The door flew open and Víctor stood in the hallway light, already furious, his face twisted not with concern but with entitlement—the kind of rage that believes it has permission to exist. “Get up, useless cow!” he shouted, and the words hit before his footsteps did. He crossed the room in two strides, ripped the blankets off me so hard they tangled around my legs, and cold air rushed in. Instinct took over; I wrapped my arms around my stomach like I could shield the baby from sound and cruelty. “Do you think being pregnant makes you a queen?” he snapped. “My parents are hungry!”

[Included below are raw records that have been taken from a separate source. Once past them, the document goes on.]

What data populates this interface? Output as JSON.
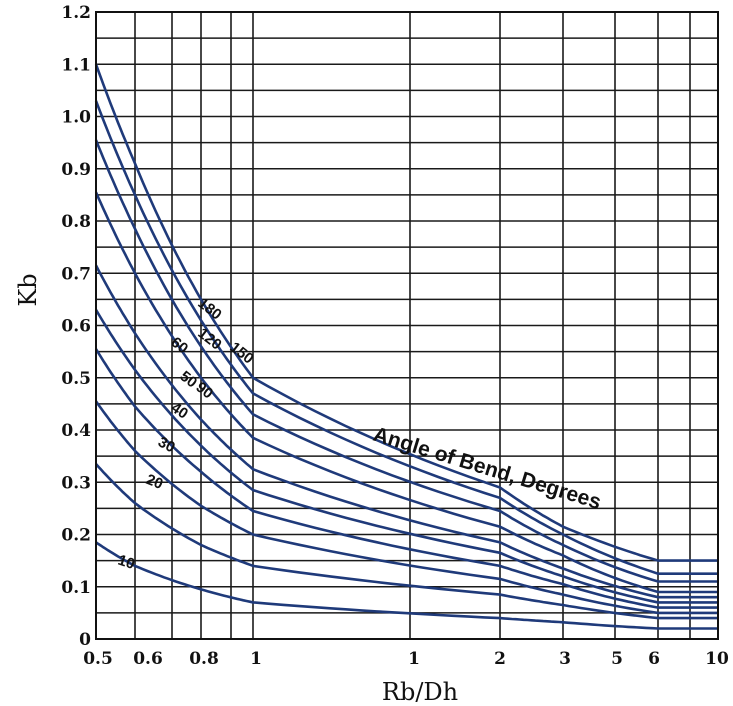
{
  "chart_data": {
    "type": "line",
    "title": "",
    "xlabel": "Rb/Dh",
    "ylabel": "Kb",
    "ylim": [
      0,
      1.2
    ],
    "grid": true,
    "legend": "none",
    "line_color": "#1f3a7a",
    "annotation": "Angle of Bend, Degrees",
    "x_tick_labels": [
      "0.5",
      "0.6",
      "0.8",
      "1",
      "1",
      "2",
      "3",
      "5",
      "6",
      "10"
    ],
    "y_tick_labels": [
      "0",
      "0.1",
      "0.2",
      "0.3",
      "0.4",
      "0.5",
      "0.6",
      "0.7",
      "0.8",
      "0.9",
      "1.0",
      "1.1",
      "1.2"
    ],
    "series": [
      {
        "name": "10",
        "points": [
          [
            0.5,
            0.185
          ],
          [
            0.6,
            0.14
          ],
          [
            0.8,
            0.095
          ],
          [
            1,
            0.07
          ],
          [
            2,
            0.04
          ],
          [
            3,
            0.032
          ],
          [
            6,
            0.02
          ],
          [
            10,
            0.02
          ]
        ]
      },
      {
        "name": "20",
        "points": [
          [
            0.5,
            0.335
          ],
          [
            0.6,
            0.26
          ],
          [
            0.8,
            0.18
          ],
          [
            1,
            0.14
          ],
          [
            2,
            0.085
          ],
          [
            3,
            0.065
          ],
          [
            6,
            0.04
          ],
          [
            10,
            0.04
          ]
        ]
      },
      {
        "name": "30",
        "points": [
          [
            0.5,
            0.455
          ],
          [
            0.6,
            0.36
          ],
          [
            0.8,
            0.255
          ],
          [
            1,
            0.2
          ],
          [
            2,
            0.115
          ],
          [
            3,
            0.085
          ],
          [
            6,
            0.05
          ],
          [
            10,
            0.05
          ]
        ]
      },
      {
        "name": "40",
        "points": [
          [
            0.5,
            0.555
          ],
          [
            0.6,
            0.445
          ],
          [
            0.8,
            0.32
          ],
          [
            1,
            0.245
          ],
          [
            2,
            0.14
          ],
          [
            3,
            0.105
          ],
          [
            6,
            0.06
          ],
          [
            10,
            0.06
          ]
        ]
      },
      {
        "name": "50",
        "points": [
          [
            0.5,
            0.63
          ],
          [
            0.6,
            0.515
          ],
          [
            0.8,
            0.37
          ],
          [
            1,
            0.285
          ],
          [
            2,
            0.165
          ],
          [
            3,
            0.12
          ],
          [
            6,
            0.07
          ],
          [
            10,
            0.07
          ]
        ]
      },
      {
        "name": "60",
        "points": [
          [
            0.5,
            0.715
          ],
          [
            0.6,
            0.585
          ],
          [
            0.8,
            0.42
          ],
          [
            1,
            0.325
          ],
          [
            2,
            0.185
          ],
          [
            3,
            0.135
          ],
          [
            6,
            0.08
          ],
          [
            10,
            0.08
          ]
        ]
      },
      {
        "name": "90",
        "points": [
          [
            0.5,
            0.855
          ],
          [
            0.6,
            0.7
          ],
          [
            0.8,
            0.5
          ],
          [
            1,
            0.385
          ],
          [
            2,
            0.215
          ],
          [
            3,
            0.16
          ],
          [
            6,
            0.09
          ],
          [
            10,
            0.09
          ]
        ]
      },
      {
        "name": "120",
        "points": [
          [
            0.5,
            0.955
          ],
          [
            0.6,
            0.785
          ],
          [
            0.8,
            0.56
          ],
          [
            1,
            0.43
          ],
          [
            2,
            0.245
          ],
          [
            3,
            0.18
          ],
          [
            6,
            0.11
          ],
          [
            10,
            0.11
          ]
        ]
      },
      {
        "name": "150",
        "points": [
          [
            0.5,
            1.03
          ],
          [
            0.6,
            0.85
          ],
          [
            0.8,
            0.61
          ],
          [
            1,
            0.47
          ],
          [
            2,
            0.27
          ],
          [
            3,
            0.2
          ],
          [
            6,
            0.125
          ],
          [
            10,
            0.125
          ]
        ]
      },
      {
        "name": "180",
        "points": [
          [
            0.5,
            1.1
          ],
          [
            0.6,
            0.91
          ],
          [
            0.8,
            0.65
          ],
          [
            1,
            0.5
          ],
          [
            2,
            0.29
          ],
          [
            3,
            0.215
          ],
          [
            6,
            0.15
          ],
          [
            10,
            0.15
          ]
        ]
      }
    ]
  }
}
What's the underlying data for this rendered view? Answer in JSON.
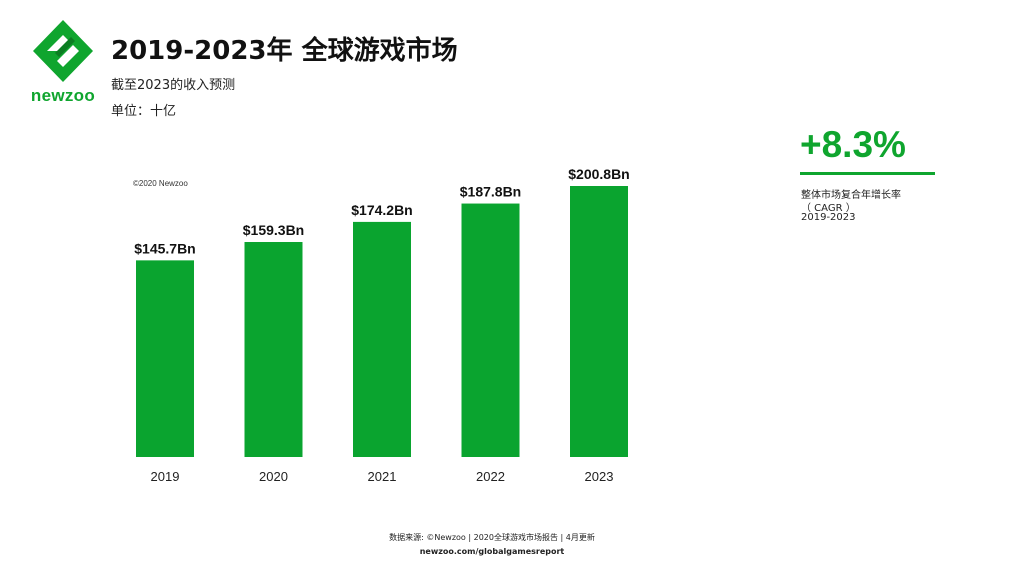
{
  "header": {
    "logo_text": "newzoo",
    "title": "2019-2023年 全球游戏市场",
    "subtitle": "截至2023的收入预测",
    "unit": "单位：十亿"
  },
  "copyright": "©2020 Newzoo",
  "cagr": {
    "value": "+8.3%",
    "label": "整体市场复合年增长率",
    "sub": "（ CAGR ）",
    "period": "2019-2023"
  },
  "footer": {
    "source": "数据来源: ©Newzoo | 2020全球游戏市场报告 | 4月更新",
    "url": "newzoo.com/globalgamesreport"
  },
  "colors": {
    "brand": "#0fa52e",
    "bar": "#0aa42f"
  },
  "chart_data": {
    "type": "bar",
    "categories": [
      "2019",
      "2020",
      "2021",
      "2022",
      "2023"
    ],
    "values": [
      145.7,
      159.3,
      174.2,
      187.8,
      200.8
    ],
    "labels": [
      "$145.7Bn",
      "$159.3Bn",
      "$174.2Bn",
      "$187.8Bn",
      "$200.8Bn"
    ],
    "ylim": [
      0,
      200.8
    ],
    "grid": false,
    "xlabel": "",
    "ylabel": ""
  }
}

I tried to sit up, but pain shot through my lower back, sharp enough to steal my breath. My legs trembled as I swung my feet to the floor and the room tilted slightly. “It hurts,” I whispered. “I can’t move fast.” I wasn’t asking for sympathy. I was asking for time. Víctor laughed—not loud, not wild, but controlled, practiced, the laugh of someone who enjoyed the imbalance of power. “Other women hurt and don’t complain,” he said. “Stop acting like a princess. Get downstairs and cook—now.” Then he turned away like I was a task he’d already checked off.

I stood slowly, one hand pressed to the wall for balance. Everything about movement felt exaggerated, like my body no longer belonged to me. The stairs loomed ahead—steep, unforgiving—and I took them one at a time with my fingers locked around the railing, breathing shallowly so the pain didn’t flare too hard.